This is it. The year is over. While I have many reasons to be glad to part ways with this year I also owe 2013 some thanks.
I hope you don’t take offense to this, but you were my buffer year. Twenty-twelve was especially brutal and life changing for me and as I met you this last January I honestly had no idea how I would survive. But I did. You took my hand and you eased me gently back into being me.
Many days and weeks are a blur, but there were some stand out moments. Twenty-thirteen you were the platter that served some pretty unsavory phone calls and text messages and news. You were the year some of my closest friends endured some of their darkest days. I can’t even begin to understand why you would make such horrible days.
However, I do want to thank you for the days where things just came together. For the new writing job, for the early intervention help with W, for the great laughs with my mom, for the days spent traveling to be with best friends and for the nights just hanging out with some great local friends who helped me get out of the house and out of my head. I want to thank you for those great weather days that led to longer afternoons at the playground which led to meeting new people who led to some truly wonderful friendships.
You presented me with a day where I felt so horrible that it forced me to call my doctor and together he and I came up with a plan that has helped put me on such a good path for health. You made me realize just how important health care is and nudged me to make it a priority next year.

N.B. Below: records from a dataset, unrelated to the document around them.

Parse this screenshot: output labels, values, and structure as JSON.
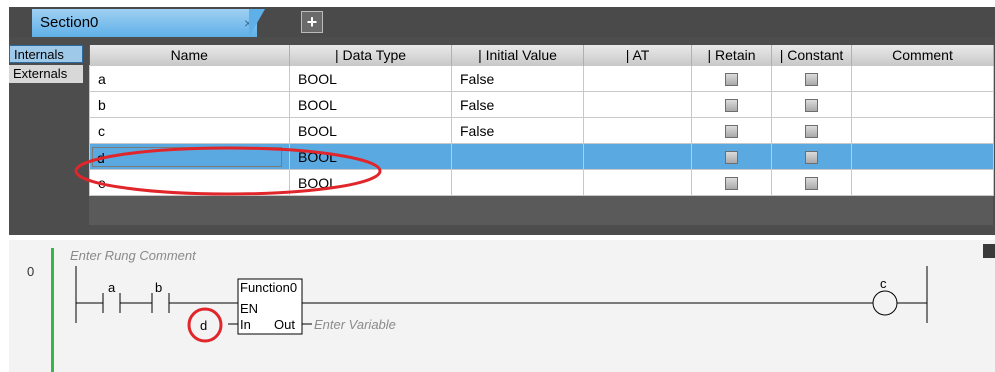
{
  "tab": {
    "title": "Section0",
    "close": "×",
    "add": "+"
  },
  "side_tabs": [
    "Internals",
    "Externals"
  ],
  "table": {
    "headers": [
      "Name",
      "Data Type",
      "Initial Value",
      "AT",
      "Retain",
      "Constant",
      "Comment"
    ],
    "header_prefix": [
      "",
      "|",
      "|",
      "|",
      "|",
      "|",
      ""
    ],
    "rows": [
      {
        "name": "a",
        "type": "BOOL",
        "init": "False"
      },
      {
        "name": "b",
        "type": "BOOL",
        "init": "False"
      },
      {
        "name": "c",
        "type": "BOOL",
        "init": "False"
      },
      {
        "name": "d",
        "type": "BOOL",
        "init": ""
      },
      {
        "name": "e",
        "type": "BOOL",
        "init": ""
      }
    ]
  },
  "ladder": {
    "rung_number": "0",
    "rung_comment": "Enter Rung Comment",
    "contact_a": "a",
    "contact_b": "b",
    "fb_name": "Function0",
    "fb_en": "EN",
    "fb_in": "In",
    "fb_out": "Out",
    "input_var": "d",
    "output_placeholder": "Enter Variable",
    "coil": "c"
  },
  "colors": {
    "accent": "#5aa9e0",
    "highlight_circle": "#e0262b",
    "rung_bar": "#39b54a"
  }
}
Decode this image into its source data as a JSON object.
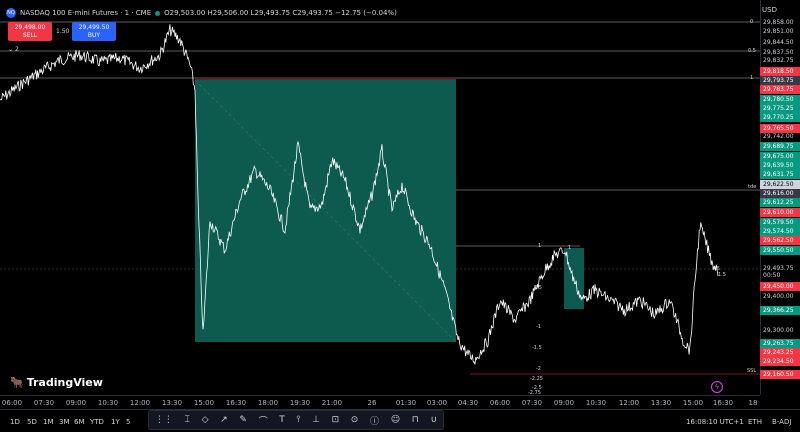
{
  "header": {
    "symbol_badge": "NQ",
    "title": "NASDAQ 100 E-mini Futures · 1 · CME",
    "ohlc": "O29,503.00 H29,506.00 L29,493.75 C29,493.75 −12.75 (−0.04%)"
  },
  "trade": {
    "sell_price": "29,498.00",
    "sell_label": "SELL",
    "buy_price": "29,499.50",
    "buy_label": "BUY",
    "spread": "1.50"
  },
  "indicators_toggle": "2",
  "currency": "USD",
  "price_labels": [
    {
      "text": "29,858.00",
      "style": "plain"
    },
    {
      "text": "29,851.00",
      "style": "plain"
    },
    {
      "text": "29,844.50",
      "style": "plain"
    },
    {
      "text": "29,837.50",
      "style": "plain"
    },
    {
      "text": "29,832.75",
      "style": "plain"
    },
    {
      "text": "29,818.50",
      "style": "red"
    },
    {
      "text": "29,793.75",
      "style": "grey"
    },
    {
      "text": "29,783.75",
      "style": "red"
    },
    {
      "text": "29,780.50",
      "style": "green"
    },
    {
      "text": "29,775.25",
      "style": "green"
    },
    {
      "text": "29,770.25",
      "style": "green"
    },
    {
      "text": "29,765.50",
      "style": "red"
    },
    {
      "text": "29,742.00",
      "style": "plain"
    },
    {
      "text": "29,689.75",
      "style": "green"
    },
    {
      "text": "29,675.00",
      "style": "green"
    },
    {
      "text": "29,639.50",
      "style": "green"
    },
    {
      "text": "29,631.75",
      "style": "green"
    },
    {
      "text": "29,622.50",
      "style": "white"
    },
    {
      "text": "29,616.00",
      "style": "grey"
    },
    {
      "text": "29,612.25",
      "style": "green"
    },
    {
      "text": "29,610.00",
      "style": "red"
    },
    {
      "text": "29,579.50",
      "style": "green"
    },
    {
      "text": "29,574.50",
      "style": "green"
    },
    {
      "text": "29,562.50",
      "style": "red"
    },
    {
      "text": "29,550.50",
      "style": "green"
    },
    {
      "text": "29,493.75",
      "style": "plain"
    },
    {
      "text": "00:50",
      "style": "plain"
    },
    {
      "text": "29,450.00",
      "style": "red"
    },
    {
      "text": "29,400.00",
      "style": "plain"
    },
    {
      "text": "29,366.25",
      "style": "green"
    },
    {
      "text": "29,300.00",
      "style": "plain"
    },
    {
      "text": "29,263.75",
      "style": "green"
    },
    {
      "text": "29,243.25",
      "style": "red"
    },
    {
      "text": "29,234.50",
      "style": "red"
    },
    {
      "text": "29,160.50",
      "style": "red"
    }
  ],
  "time_labels": [
    "06:00",
    "07:30",
    "09:00",
    "10:30",
    "12:00",
    "13:30",
    "15:00",
    "16:30",
    "18:00",
    "19:30",
    "21:00",
    "26",
    "01:30",
    "03:00",
    "04:30",
    "06:00",
    "07:30",
    "09:00",
    "10:30",
    "12:00",
    "13:30",
    "15:00",
    "16:30",
    "18"
  ],
  "fib_labels": [
    "0",
    "0.5",
    "1",
    "tde",
    "1",
    "0.5",
    "-1",
    "-1.5",
    "-2",
    "-2.25",
    "-2.5",
    "-2.75",
    "SSL",
    "1",
    "0.5",
    "1.5"
  ],
  "timeframes": [
    "1D",
    "5D",
    "1M",
    "3M",
    "6M",
    "YTD",
    "1Y",
    "5"
  ],
  "status": {
    "clock": "16:08:10 UTC+1",
    "session": "ETH",
    "adjust": "B-ADJ"
  },
  "brand": "TradingView",
  "scale_auto": "A",
  "scale_log": "L",
  "toolbar_icons": [
    "cursor-icon",
    "eraser-icon",
    "trendline-icon",
    "pencil-icon",
    "brush-icon",
    "text-icon",
    "vertical-line-icon",
    "horizontal-line-icon",
    "measure-icon",
    "target-icon",
    "info-icon",
    "emoji-icon",
    "lock-icon",
    "magnet-icon"
  ],
  "colors": {
    "bull": "#089981",
    "bear": "#f23645",
    "accent": "#2962ff",
    "zone": "#0d5a4f"
  }
}
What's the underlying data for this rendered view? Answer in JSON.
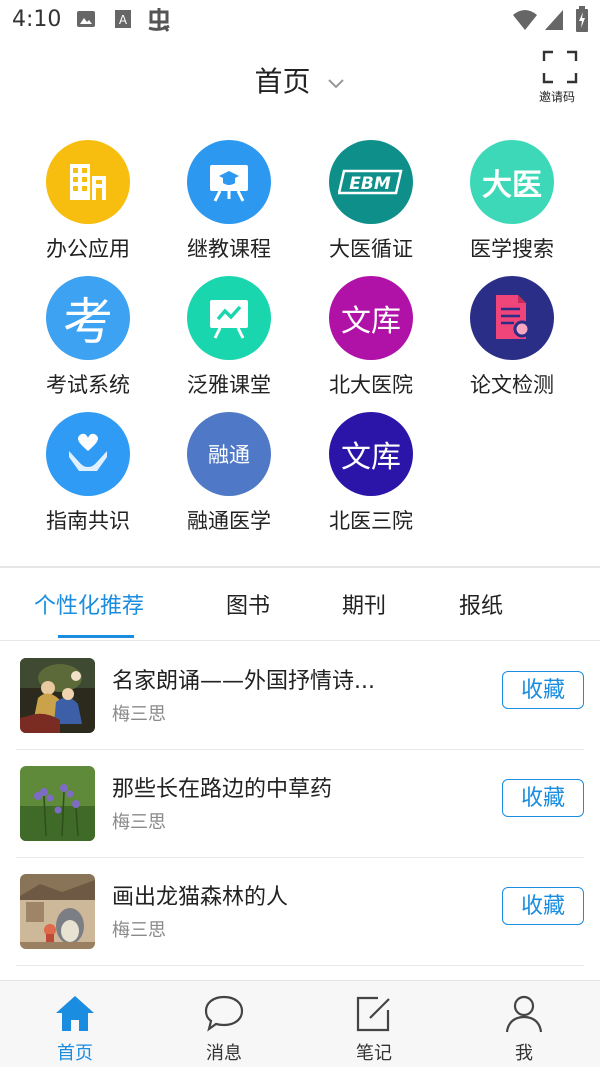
{
  "status_bar": {
    "time": "4:10"
  },
  "header": {
    "title": "首页",
    "invite_label": "邀请码"
  },
  "apps": [
    {
      "label": "办公应用",
      "icon": "office-building-icon",
      "color": "#F7BE0F"
    },
    {
      "label": "继教课程",
      "icon": "presentation-graduation-icon",
      "color": "#2C98F0"
    },
    {
      "label": "大医循证",
      "icon": "ebm-icon",
      "glyph": "EBM",
      "color": "#0E8F8A"
    },
    {
      "label": "医学搜索",
      "icon": "dayi-text-icon",
      "glyph": "大医",
      "color": "#3DD8B8"
    },
    {
      "label": "考试系统",
      "icon": "exam-character-icon",
      "glyph": "考",
      "color": "#3EA2F2"
    },
    {
      "label": "泛雅课堂",
      "icon": "classroom-board-icon",
      "color": "#19D6AE"
    },
    {
      "label": "北大医院",
      "icon": "wenku-icon",
      "glyph": "文库",
      "color": "#B012A8"
    },
    {
      "label": "论文检测",
      "icon": "document-search-icon",
      "color": "#2A2E86"
    },
    {
      "label": "指南共识",
      "icon": "hands-heart-icon",
      "color": "#2F9BF5"
    },
    {
      "label": "融通医学",
      "icon": "rongtong-icon",
      "glyph": "融通",
      "color": "#4F78C6"
    },
    {
      "label": "北医三院",
      "icon": "wenku-icon",
      "glyph": "文库",
      "color": "#2A15A8"
    }
  ],
  "tabs": [
    {
      "label": "个性化推荐",
      "active": true
    },
    {
      "label": "图书",
      "active": false
    },
    {
      "label": "期刊",
      "active": false
    },
    {
      "label": "报纸",
      "active": false
    }
  ],
  "recommendations": [
    {
      "title": "名家朗诵——外国抒情诗...",
      "author": "梅三思",
      "action": "收藏",
      "thumb": "painting"
    },
    {
      "title": "那些长在路边的中草药",
      "author": "梅三思",
      "action": "收藏",
      "thumb": "flowers"
    },
    {
      "title": "画出龙猫森林的人",
      "author": "梅三思",
      "action": "收藏",
      "thumb": "totoro"
    }
  ],
  "bottom_nav": [
    {
      "label": "首页",
      "icon": "home-icon",
      "active": true
    },
    {
      "label": "消息",
      "icon": "chat-bubble-icon",
      "active": false
    },
    {
      "label": "笔记",
      "icon": "edit-note-icon",
      "active": false
    },
    {
      "label": "我",
      "icon": "user-icon",
      "active": false
    }
  ],
  "colors": {
    "accent": "#1A8DE0"
  }
}
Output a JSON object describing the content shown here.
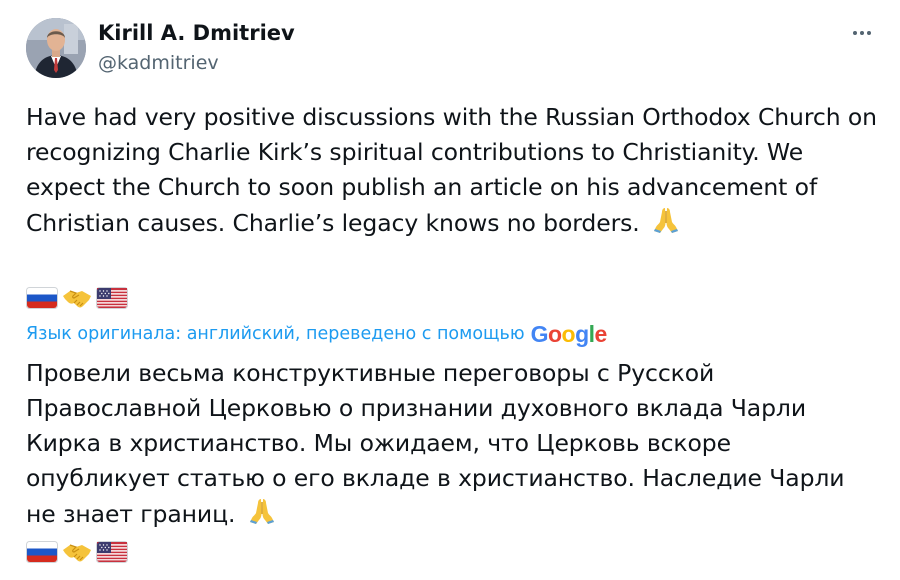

Twenty-thirteen, you showed me what my life could be: comfortable, stable, inspiring, exciting, loving, and helpful and let me know I could draw up my own plans. You reminded me that I have work to do.
I took a rest with you. I healed with you. I let go of grudges with you and forgave with you. I realized I didn’t need to care so much with you. I accepted and I exhaled. I have no ill words for you as I let go of your hand and push forward. I simply say good-bye and thanks for the memories.